PiPress Deal Beats a Poke in the Eye with a Sharp Stick — Barely

The tentative deal between the Pioneer Press’s newspaper guild and Dean Singleton’s MediaNews doesn’t look so hot at first glance — the guild agreed to a pension freeze, a one-time vacation concession and significant changes to its medical and disability plans in return for a paltry two to three percent raise. [The entire agreement is detailed in the previous post].

Still, unit chairman and bargaining committee member Alex Friedrich said Thursday, “We’re feeling relief that it wasn’t worse.”

Expectations were extremely low when Singleton’s people started throwing out all kinds of shitty ideas during negotiations. Among them: Imposing a two-tier wage scale, reducing mileage reimbursement from 45 to 35 cents, and taking team leaders out of guild coverage.
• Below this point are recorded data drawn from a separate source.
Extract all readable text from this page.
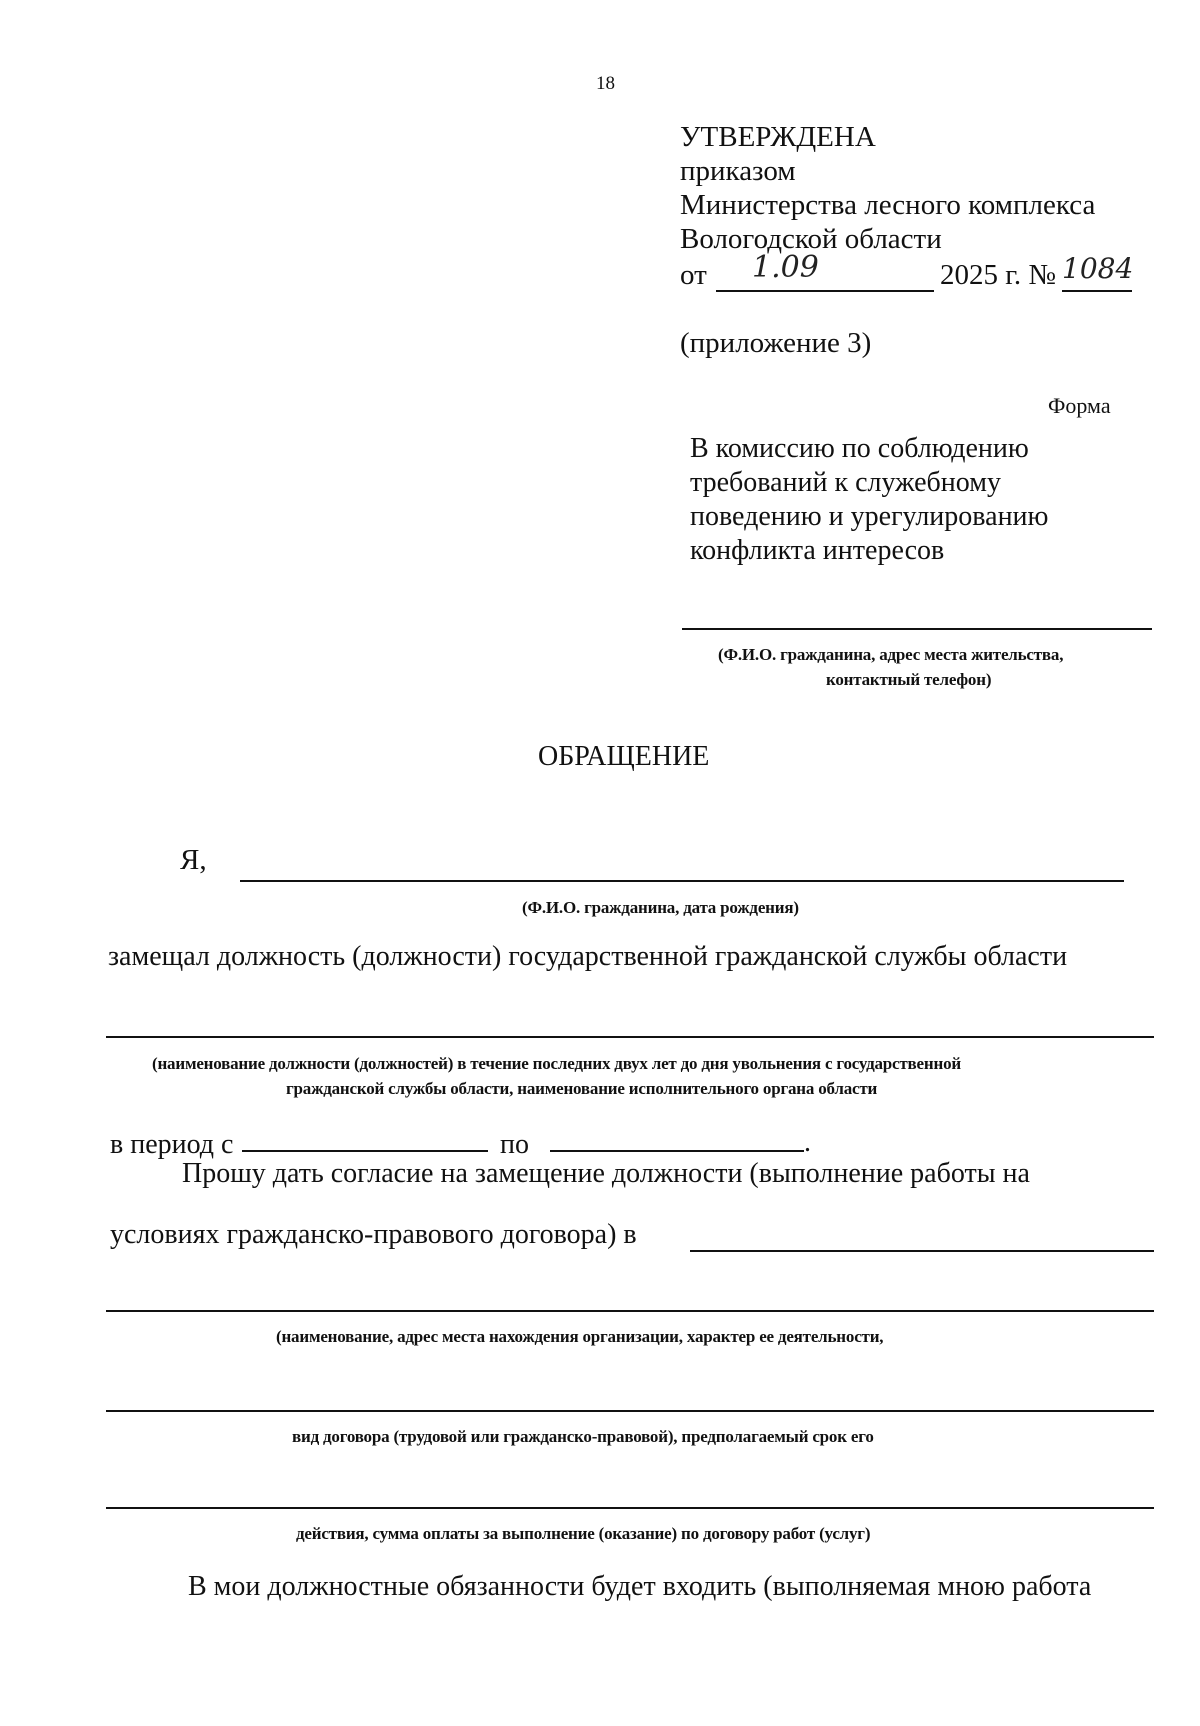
18
УТВЕРЖДЕНА
приказом
Министерства лесного комплекса
Вологодской области
от 1.09	2025 г. № 1084
(приложение 3)
Форма
В комиссию по соблюдению
требований к служебному
поведению и урегулированию
конфликта интересов
(Ф.И.О. гражданина, адрес места жительства,
контактный телефон)
ОБРАЩЕНИЕ
Я,
(Ф.И.О. гражданина, дата рождения)
замещал должность (должности) государственной гражданской службы области
(наименование должности (должностей) в течение последних двух лет до дня увольнения с государственной
гражданской службы области, наименование исполнительного органа области
в период с	по	.
Прошу дать согласие на замещение должности (выполнение работы на
условиях гражданско-правового договора) в
(наименование, адрес места нахождения организации, характер ее деятельности,
вид договора (трудовой или гражданско-правовой), предполагаемый срок его
действия, сумма оплаты за выполнение (оказание) по договору работ (услуг)
В мои должностные обязанности будет входить (выполняемая мною работа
“There were more than a dozen things like that,” Friedrich said. “So these [concessions], although really big hits, were not as bad as the entire package could have been. I’m not about to say it’s a great deal. But considering what could have happened during a long-drawn out negotiating period, it’s the best thing we could have gotten under the circumstances.”

Friedrich was proud that the Guild didn’t accept management’s health care proposal: “We came up with a compromise medical insurance plan that had not been proposed.”

The Guild also got management to agree to look “into a wide range of issues and complaints that have been bubbling in the advertising section.”

[A lot of those problems arose following then-publisher Par Ridder’s detrimental reorganization of the department shortly before he bailed out of St. Paul to move across the river and inflict more “right-sizing” at the Star Tribune.]

The full Guild will discuss and vote on the new contract late next week and Friedrich acknowledged that “there are going to be a number of people who are really upset with these large concessions–I’ll admit that some of our veterans are going to be peeved.”

Of course, there aren’t as many veterans to be peeved as before, since so many of them have already exited on one of the paper’s many buyout offers.

So why did Singleton pull back from what many expected to be a complete pulverization of the PiPress guild (much like what Avista has planned for the coming Strib’s guild contract negotiations)?

Friedrich was circumspect. “I can only offer my opinion, but anyone who’s been paying attention to [Singleton’s] own filing reports on Standard and Poor’s could question his situation regarding the amount of debt that MediaNews has taken on.”

I still smell a Joint Operating Agreement brewing in the two papers’ futures.